La morte di Hamas emerge dalla sua ultima bravata che gli costa la totale scomparsa sia politica sia individualmente in quanto ogni barbaro che appartiene a quel movimento terroristico è orami un obiettivo d’abbattere. Ma non è questo il punto di riflessione qui in atto.
Israele VINCE se non entra a Gaza perchè la sola pressione applicata spacca Hamas.
Rompe questa cricca di balordi ponendoli in contrasto diretto con la popolazione araba. Tutti i residenti di Gaza accusano Hamas d’essere la causa delle loro sventure e spesso anche della morte dei congiunti. Non è finita! L’accusa ad Hamas è anche d’essere megalomane negli ostaggi pretendendo d’avere l’intera città come scudo per le sue azioni.
Senza entrare in quell’ambiente urbano compromesso, Israele ha già posto Hamas con le spalle a muro. Senza contare il risparmio di vite umane preziose che andrebbero perdute in scontri casa per casa.
Ovviamente deve proseguire la lotta per l’eliminazione fisica degli appartenenti ad Hamas ovunque si trovino.
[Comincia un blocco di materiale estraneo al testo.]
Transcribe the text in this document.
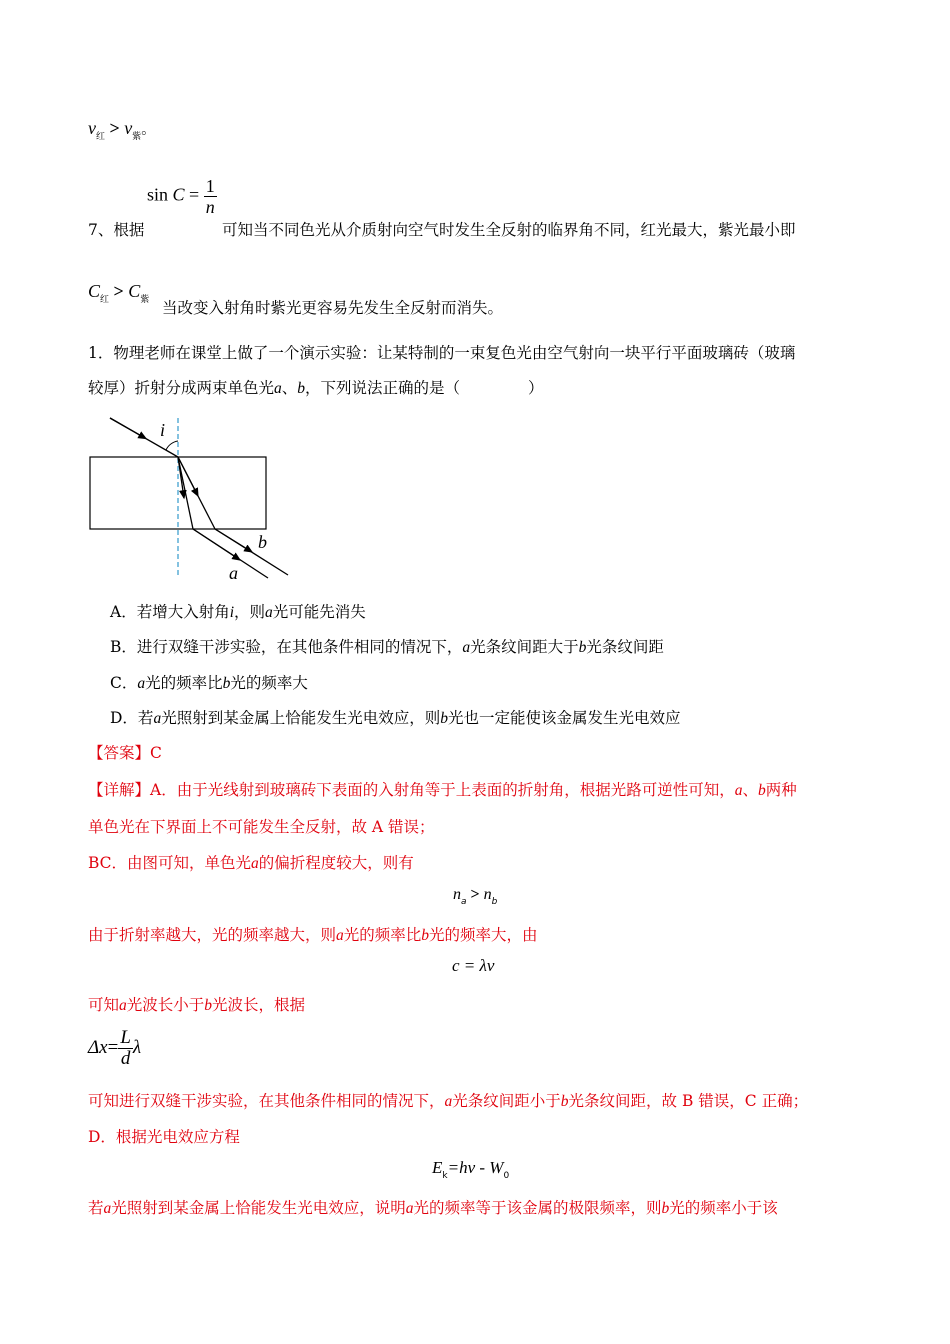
$v_红 > v_紫$。
$\sin C = \frac{1}{n}$
7、根据	可知当不同色光从介质射向空气时发生全反射的临界角不同，红光最大，紫光最小即
$C_红 > C_紫$ 当改变入射角时紫光更容易先发生全反射而消失。
1．物理老师在课堂上做了一个演示实验：让某特制的一束复色光由空气射向一块平行平面玻璃砖（玻璃
较厚）折射分成两束单色光a、b，下列说法正确的是（	）
i
b
a
A．若增大入射角i，则a光可能先消失
B．进行双缝干涉实验，在其他条件相同的情况下，a光条纹间距大于b光条纹间距
C．a光的频率比b光的频率大
D．若a光照射到某金属上恰能发生光电效应，则b光也一定能使该金属发生光电效应
【答案】C
【详解】A．由于光线射到玻璃砖下表面的入射角等于上表面的折射角，根据光路可逆性可知，a、b两种
单色光在下界面上不可能发生全反射，故 A 错误；
BC．由图可知，单色光a的偏折程度较大，则有
$n_a > n_b$
由于折射率越大，光的频率越大，则a光的频率比b光的频率大，由
c = λν
可知a光波长小于b光波长，根据
$\Delta x= \frac{L}{d}$ λ
可知进行双缝干涉实验，在其他条件相同的情况下，a光条纹间距小于b光条纹间距，故 B 错误，C 正确；
D．根据光电效应方程
$E_k=h\nu - W_0$
若a光照射到某金属上恰能发生光电效应，说明a光的频率等于该金属的极限频率，则b光的频率小于该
Una replica di quanto fu già fatto per settembre nero all’indomani degli attentati al villaggio olimpico di Monaco nel 1972. Ecco perchè la morte d’Hamas a livello individuale diviene la naturale conseguenza della “bravata” che è costata 1.400 vite agli israeliani e quasi 3.000 nella città di Gaza.
Si definisce “bravata” quella fatta senza pensarci. Hamas ha pensato a come fare, ma ha dimenticato le conseguenze che l’avrebbero direttamente investita. Ora è la fine di questo movimento. Quanto invece impressiona è il cinismo iraniano. Quest’ultimi sanno e sapevano esattamente come sarebbe andata a finire (la fine d’Hamas) e pur di riprendere un ruolo in Medio Oriente, hanno sacrificato la pedina palestinese. Forse gli stessi iraniani si sono resi conto della modestia d’Hamas da poterla sacrificare. Se questo è il gioco, allora quando sarà il turno degli Hezbollah in Libano? Da qui emerge che il vero nemico non si chiama Hamas, ma l’Iran.